There is also a downward trend in southern Europe due to pressure on water resources, which is expected to bring about a reduction in maize growing areas by 10% in Italy and 6% in Spain. In central Europe, maize growing areas will be reduced by at least 5% in Poland and 10% in Hungary and Romania. Maize silage areas will also be slightly down, notably in Germany, in line with the reduction in livestock and decline in the use of silage maize in biogas plants. In France, maize silage will fall by around 2% due to the reduction in livestock. Outside the EU, maize growing areas are again expected to decrease significantly in the Ukraine. Following a difficult harvest in 2022, and a lack of funds, grain maize could fall by almost 25% in that country. In Russia, grain growing areas are also expected to decline slightly. Maize growing areas are expected to be relatively stable in Belarus and in decline in Serbia. One exception to the overall reduction in maize growing areas in 2023 is Turkey, where a significant increase is expected, as a replacement for cotton crops, which have become less attractive.

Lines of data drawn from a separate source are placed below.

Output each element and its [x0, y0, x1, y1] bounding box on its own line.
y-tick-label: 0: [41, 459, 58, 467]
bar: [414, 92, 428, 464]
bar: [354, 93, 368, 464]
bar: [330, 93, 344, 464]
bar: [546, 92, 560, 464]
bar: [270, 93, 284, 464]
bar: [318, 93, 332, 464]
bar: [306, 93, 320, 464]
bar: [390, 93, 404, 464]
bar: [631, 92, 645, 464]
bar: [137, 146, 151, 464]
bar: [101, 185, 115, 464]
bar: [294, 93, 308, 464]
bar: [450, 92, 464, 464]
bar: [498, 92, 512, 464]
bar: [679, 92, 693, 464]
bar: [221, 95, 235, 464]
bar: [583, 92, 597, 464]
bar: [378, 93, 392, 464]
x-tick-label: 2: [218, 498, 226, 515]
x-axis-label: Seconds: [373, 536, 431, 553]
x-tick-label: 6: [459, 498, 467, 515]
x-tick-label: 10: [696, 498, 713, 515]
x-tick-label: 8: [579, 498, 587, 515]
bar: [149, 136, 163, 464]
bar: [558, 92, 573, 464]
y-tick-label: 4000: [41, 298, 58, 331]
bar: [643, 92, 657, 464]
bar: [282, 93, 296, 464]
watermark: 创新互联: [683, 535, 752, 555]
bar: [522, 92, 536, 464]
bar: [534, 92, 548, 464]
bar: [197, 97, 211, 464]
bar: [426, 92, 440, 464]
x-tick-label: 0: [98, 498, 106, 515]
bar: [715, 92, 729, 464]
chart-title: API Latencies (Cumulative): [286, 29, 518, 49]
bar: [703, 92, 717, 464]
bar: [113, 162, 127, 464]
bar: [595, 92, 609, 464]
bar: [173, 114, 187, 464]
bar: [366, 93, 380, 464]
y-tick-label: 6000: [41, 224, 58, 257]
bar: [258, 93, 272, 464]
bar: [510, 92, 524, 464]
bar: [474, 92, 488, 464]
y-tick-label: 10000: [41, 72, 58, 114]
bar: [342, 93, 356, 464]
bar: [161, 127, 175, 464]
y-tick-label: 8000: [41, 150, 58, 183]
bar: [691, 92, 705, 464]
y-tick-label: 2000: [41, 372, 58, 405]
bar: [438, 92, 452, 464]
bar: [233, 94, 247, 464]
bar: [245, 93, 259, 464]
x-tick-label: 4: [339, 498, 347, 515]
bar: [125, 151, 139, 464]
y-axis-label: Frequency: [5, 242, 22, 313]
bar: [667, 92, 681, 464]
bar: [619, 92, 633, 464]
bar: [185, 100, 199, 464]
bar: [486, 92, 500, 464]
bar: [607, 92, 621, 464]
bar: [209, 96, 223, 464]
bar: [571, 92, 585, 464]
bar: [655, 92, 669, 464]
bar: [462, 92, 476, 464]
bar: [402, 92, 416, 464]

Maize seeds: production in the field for the 2024 supplies
In a situation of reduced demand for grain maize and maize silage seeds in 2023, those involved in varietal creation and seed production are working to ensure sufficient supplies to cover demand, in both volume and quality terms. France is the leading producer of maize seeds in Europe and the leading exporter worldwide. Given the expected decline in the market in 2023, and local tensions over water resources, the multiplication programme could decrease lightly, by up to -7%, but is expected to remain high, at around 78,000 ha. In Romania, the EU’s second largest producer, a decline seems to be on the way, by up to -6%, with estimated growing areas of 29,000 to 30,000 ha. We can also see a -6% downward trend in Hungary, , with an estimated area of 25,000 to 26,000 ha. At EU level overall, the production plan is expected to fall by 8%, or around 160,000 to 165,000 ha. Outside the EU, there is an upward trend in the “Black Sea” zone. We therefore estimate a +22% increase in planned production in Ukraine, with a total area planted of around 36,000 ha. We should recall that, since 2021, Ukraine has benefited from “equivalence” of its maize seed production for the supply of EU markets. In Russia, the expected rise in production brings total estimated production close to 39,000 ha, most of which will be used to supply the local market. The forecast rise in Turkish production is in the region of +12%. In Serbia, on the other hand, scheduled production is expected to fall by -5%.